The last thing we will look at from the standard is the section on the Social Engineering Toolkit (SET). This is an exceptional tool that has taken what used to take more than an hour to carry out and reduced it to taking just a few minutes due to the interface. If social engineering is part of your scope of work, then the SET is an essential tool you should become very familiar with. An example of the home page for SET is shown in the following screenshot:
A simple abstract methodology consists of the following steps:
Non-intrusive target search
Intrusive target search
Remote target assessment
Local target assessment
The goal is to develop your process and select a minimum of two tools for each process, which provides the means for you to achieve the desired outcome at each step. Once you have done this, then you can add additional tools as required. The essential component is to have at least two tools to start professional security and penetration testing. For more on this abstract reference, refer to Building Virtual Pentesting Labs for Advanced Penetration Testing.

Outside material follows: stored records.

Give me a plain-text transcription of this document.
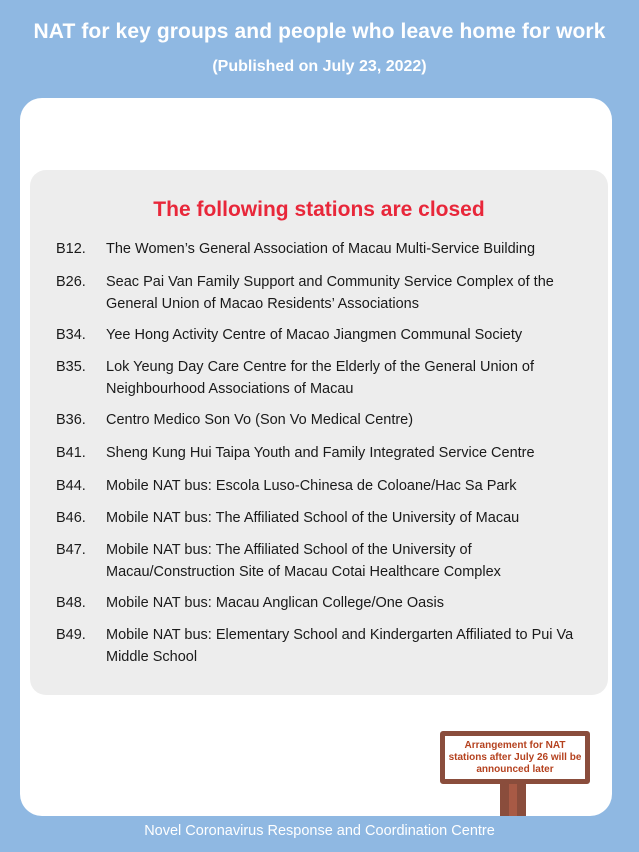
NAT for key groups and people who leave home for work
(Published on July 23, 2022)
The following stations are closed
B12. The Women’s General Association of Macau Multi-Service Building
B26. Seac Pai Van Family Support and Community Service Complex of the General Union of Macao Residents’ Associations
B34. Yee Hong Activity Centre of Macao Jiangmen Communal Society
B35. Lok Yeung Day Care Centre for the Elderly of the General Union of Neighbourhood Associations of Macau
B36. Centro Medico Son Vo (Son Vo Medical Centre)
B41. Sheng Kung Hui Taipa Youth and Family Integrated Service Centre
B44. Mobile NAT bus: Escola Luso-Chinesa de Coloane/Hac Sa Park
B46. Mobile NAT bus: The Affiliated School of the University of Macau
B47. Mobile NAT bus: The Affiliated School of the University of Macau/Construction Site of Macau Cotai Healthcare Complex
B48. Mobile NAT bus: Macau Anglican College/One Oasis
B49. Mobile NAT bus: Elementary School and Kindergarten Affiliated to Pui Va Middle School
Arrangement for NAT stations after July 26 will be announced later
Novel Coronavirus Response and Coordination Centre
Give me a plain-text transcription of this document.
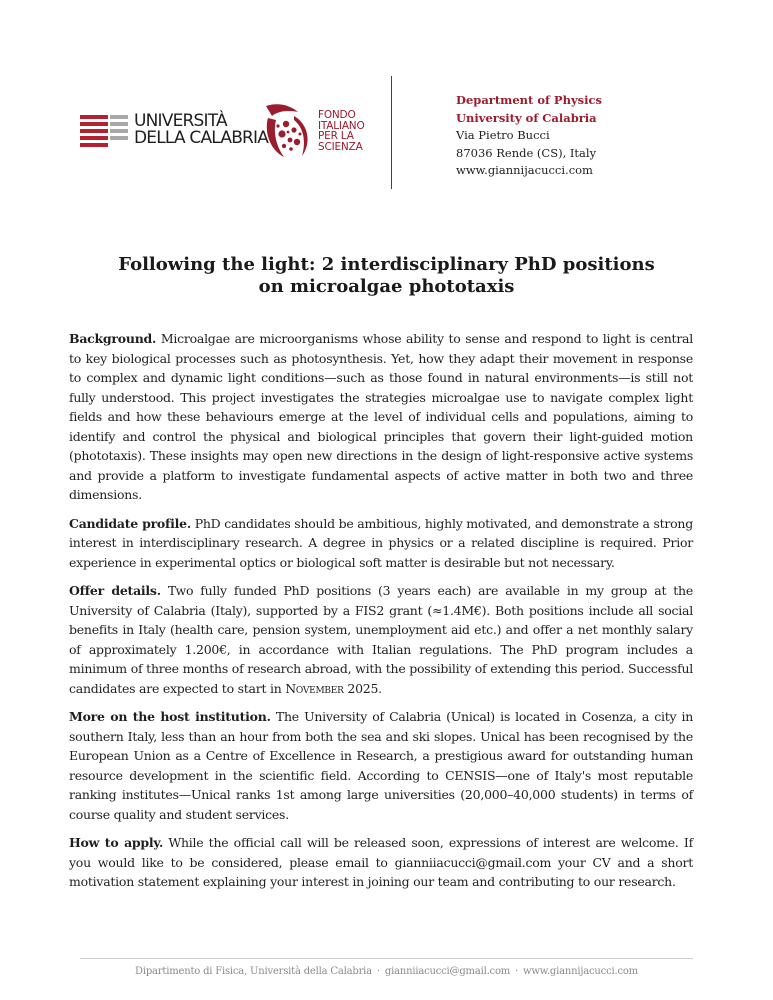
UNIVERSITÀ
DELLA CALABRIA
FONDO
ITALIANO
PER LA
SCIENZA
Department of Physics
University of Calabria
Via Pietro Bucci
87036 Rende (CS), Italy
www.giannijacucci.com
Following the light: 2 interdisciplinary PhD positions
on microalgae phototaxis

Background. Microalgae are microorganisms whose ability to sense and respond to light is central to key biological processes such as photosynthesis. Yet, how they adapt their movement in response to complex and dynamic light conditions—such as those found in natural environments—is still not fully understood. This project investigates the strategies microalgae use to navigate complex light fields and how these behaviours emerge at the level of individual cells and populations, aiming to identify and control the physical and biological principles that govern their light-guided motion (phototaxis). These insights may open new directions in the design of light-responsive active systems and provide a platform to investigate fundamental aspects of active matter in both two and three dimensions.

Candidate profile. PhD candidates should be ambitious, highly motivated, and demonstrate a strong interest in interdisciplinary research. A degree in physics or a related discipline is required. Prior experience in experimental optics or biological soft matter is desirable but not necessary.

Offer details. Two fully funded PhD positions (3 years each) are available in my group at the University of Calabria (Italy), supported by a FIS2 grant (≈1.4M€). Both positions include all social benefits in Italy (health care, pension system, unemployment aid etc.) and offer a net monthly salary of approximately 1.200€, in accordance with Italian regulations. The PhD program includes a minimum of three months of research abroad, with the possibility of extending this period. Successful candidates are expected to start in November 2025.

More on the host institution. The University of Calabria (Unical) is located in Cosenza, a city in southern Italy, less than an hour from both the sea and ski slopes. Unical has been recognised by the European Union as a Centre of Excellence in Research, a prestigious award for outstanding human resource development in the scientific field. According to CENSIS—one of Italy's most reputable ranking institutes—Unical ranks 1st among large universities (20,000–40,000 students) in terms of course quality and student services.

How to apply. While the official call will be released soon, expressions of interest are welcome. If you would like to be considered, please email to gianniiacucci@gmail.com your CV and a short motivation statement explaining your interest in joining our team and contributing to our research.

Dipartimento di Fisica, Università della Calabria · gianniiacucci@gmail.com · www.giannijacucci.com
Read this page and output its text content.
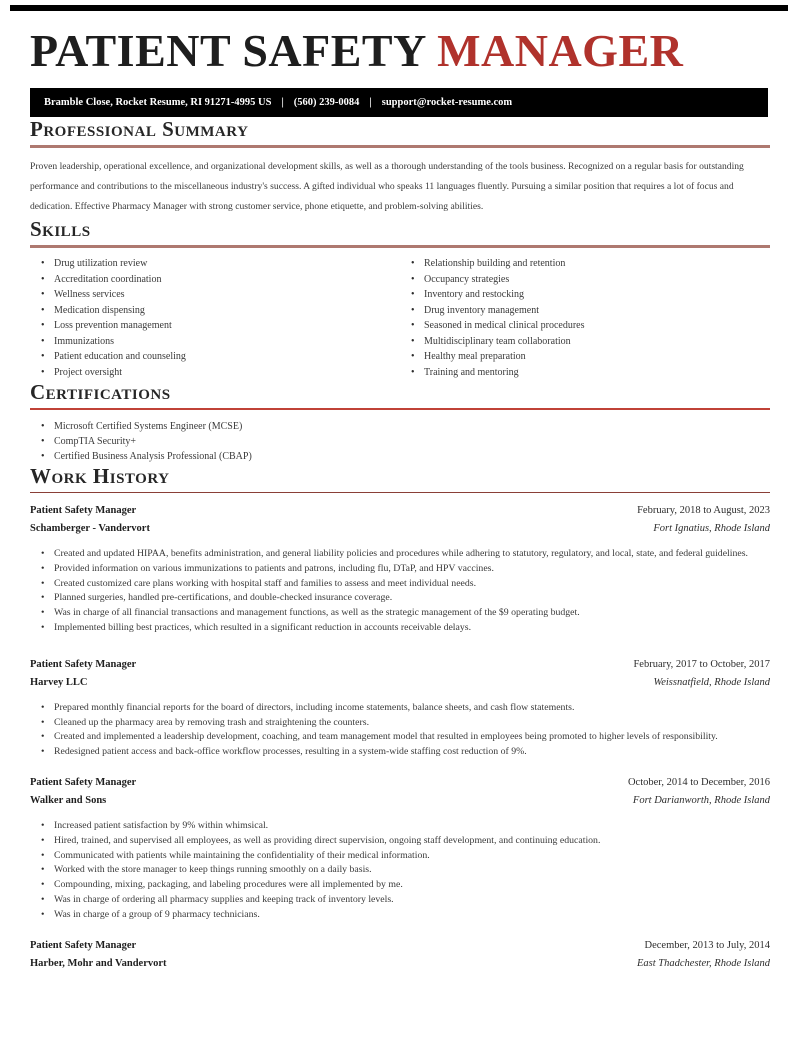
PATIENT SAFETY MANAGER
Bramble Close, Rocket Resume, RI 91271-4995 US | (560) 239-0084 | support@rocket-resume.com
Professional Summary

Proven leadership, operational excellence, and organizational development skills, as well as a thorough understanding of the tools business. Recognized on a regular basis for outstanding performance and contributions to the miscellaneous industry's success. A gifted individual who speaks 11 languages fluently. Pursuing a similar position that requires a lot of focus and dedication. Effective Pharmacy Manager with strong customer service, phone etiquette, and problem-solving abilities.

Skills
• Drug utilization review
• Accreditation coordination
• Wellness services
• Medication dispensing
• Loss prevention management
• Immunizations
• Patient education and counseling
• Project oversight
• Relationship building and retention
• Occupancy strategies
• Inventory and restocking
• Drug inventory management
• Seasoned in medical clinical procedures
• Multidisciplinary team collaboration
• Healthy meal preparation
• Training and mentoring
Certifications
• Microsoft Certified Systems Engineer (MCSE)
• CompTIA Security+
• Certified Business Analysis Professional (CBAP)
Work History
Patient Safety Manager	February, 2018 to August, 2023
Schamberger - Vandervort	Fort Ignatius, Rhode Island
• Created and updated HIPAA, benefits administration, and general liability policies and procedures while adhering to statutory, regulatory, and local, state, and federal guidelines.
• Provided information on various immunizations to patients and patrons, including flu, DTaP, and HPV vaccines.
• Created customized care plans working with hospital staff and families to assess and meet individual needs.
• Planned surgeries, handled pre-certifications, and double-checked insurance coverage.
• Was in charge of all financial transactions and management functions, as well as the strategic management of the $9 operating budget.
• Implemented billing best practices, which resulted in a significant reduction in accounts receivable delays.
Patient Safety Manager	February, 2017 to October, 2017
Harvey LLC	Weissnatfield, Rhode Island
• Prepared monthly financial reports for the board of directors, including income statements, balance sheets, and cash flow statements.
• Cleaned up the pharmacy area by removing trash and straightening the counters.
• Created and implemented a leadership development, coaching, and team management model that resulted in employees being promoted to higher levels of responsibility.
• Redesigned patient access and back-office workflow processes, resulting in a system-wide staffing cost reduction of 9%.
Patient Safety Manager	October, 2014 to December, 2016
Walker and Sons	Fort Darianworth, Rhode Island
• Increased patient satisfaction by 9% within whimsical.
• Hired, trained, and supervised all employees, as well as providing direct supervision, ongoing staff development, and continuing education.
• Communicated with patients while maintaining the confidentiality of their medical information.
• Worked with the store manager to keep things running smoothly on a daily basis.
• Compounding, mixing, packaging, and labeling procedures were all implemented by me.
• Was in charge of ordering all pharmacy supplies and keeping track of inventory levels.
• Was in charge of a group of 9 pharmacy technicians.
Patient Safety Manager	December, 2013 to July, 2014
Harber, Mohr and Vandervort	East Thadchester, Rhode Island
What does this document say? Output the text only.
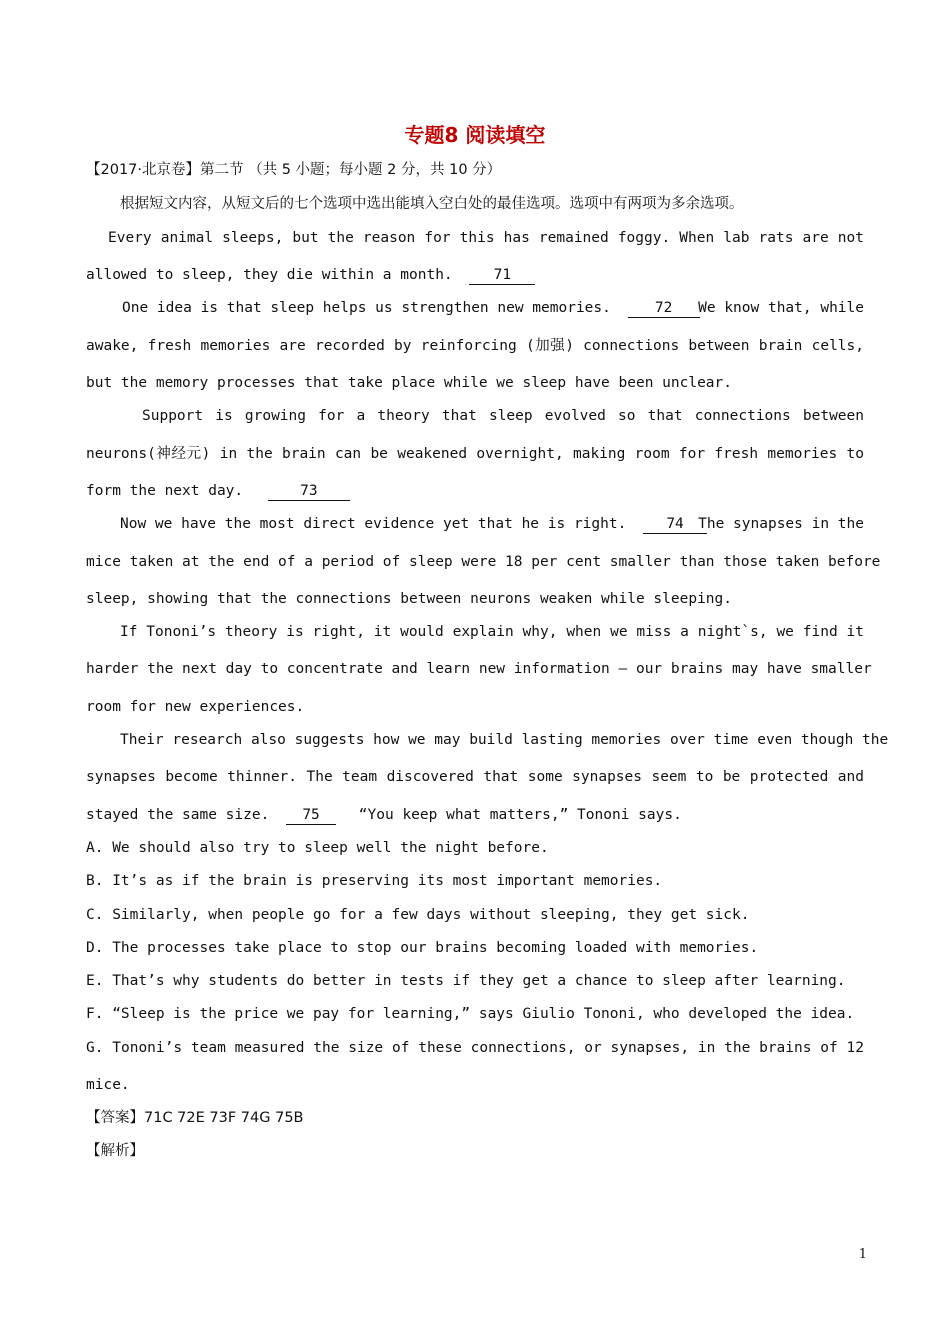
专题8 阅读填空
【2017·北京卷】第二节 （共 5 小题；每小题 2 分，共 10 分）
根据短文内容，从短文后的七个选项中选出能填入空白处的最佳选项。选项中有两项为多余选项。
Every animal sleeps, but the reason for this has remained foggy. When lab rats are not
allowed to sleep, they die within a month.	71
One idea is that sleep helps us strengthen new memories.	72 We know that, while
awake, fresh memories are recorded by reinforcing (加强) connections between brain cells,
but the memory processes that take place while we sleep have been unclear.
Support is growing for a theory that sleep evolved so that connections between
neurons(神经元) in the brain can be weakened overnight, making room for fresh memories to
form the next day.	73
Now we have the most direct evidence yet that he is right.	74 The synapses in the
mice taken at the end of a period of sleep were 18 per cent smaller than those taken before
sleep, showing that the connections between neurons weaken while sleeping.
If Tononi’s theory is right, it would explain why, when we miss a night`s, we find it
harder the next day to concentrate and learn new information — our brains may have smaller
room for new experiences.
Their research also suggests how we may build lasting memories over time even though the
synapses become thinner. The team discovered that some synapses seem to be protected and
stayed the same size. 75	“You keep what matters,” Tononi says.
A. We should also try to sleep well the night before.
B. It’s as if the brain is preserving its most important memories.
C. Similarly, when people go for a few days without sleeping, they get sick.
D. The processes take place to stop our brains becoming loaded with memories.
E. That’s why students do better in tests if they get a chance to sleep after learning.
F. “Sleep is the price we pay for learning,” says Giulio Tononi, who developed the idea.
G. Tononi’s team measured the size of these connections, or synapses, in the brains of 12
mice.
【答案】71C 72E 73F 74G 75B
【解析】
1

It is essential that you have a professional security testing plan and methodology before you start your penetration testing; furthermore, the more time you spend planning, the easier the test will be to perform. Without these essential elements, your testing will be unstructured and mostly ad hoc. This is something we want to avoid when it comes to performing penetration testing for a client who has hired us. We have briefly covered a number of methodologies here, and these are only provided as a reference. You are encouraged to build and develop your own methodology; the more time you spend on this, the more you will be rewarded in the end.
In this chapter, we discussed the need for a methodology when it comes to penetration testing and how it is essential when it comes to building skills as a professional penetration tester. Following this, we reviewed two sample methodologies. We reviewed the penetration testing framework and described the components within the standards, to include the process to follow based on the ports that are discovered during your assessments. The next methodology we discussed was the PTES, and although there is no technical guidance as part of the standard, there is a reference for the technical information that is available. We provided a reference for that, along with a number of examples on how to perform the testing for each step. The last methodology we looked at was a high-level abstraction that shows the potential components of a professional security test.
In the next chapter, we review the steps required to build the range that we will use throughout the rest of the book. At the end of the next chapter, we will have a complete range that allows us to practice virtually all testing methods against any of the targets that we may encounter.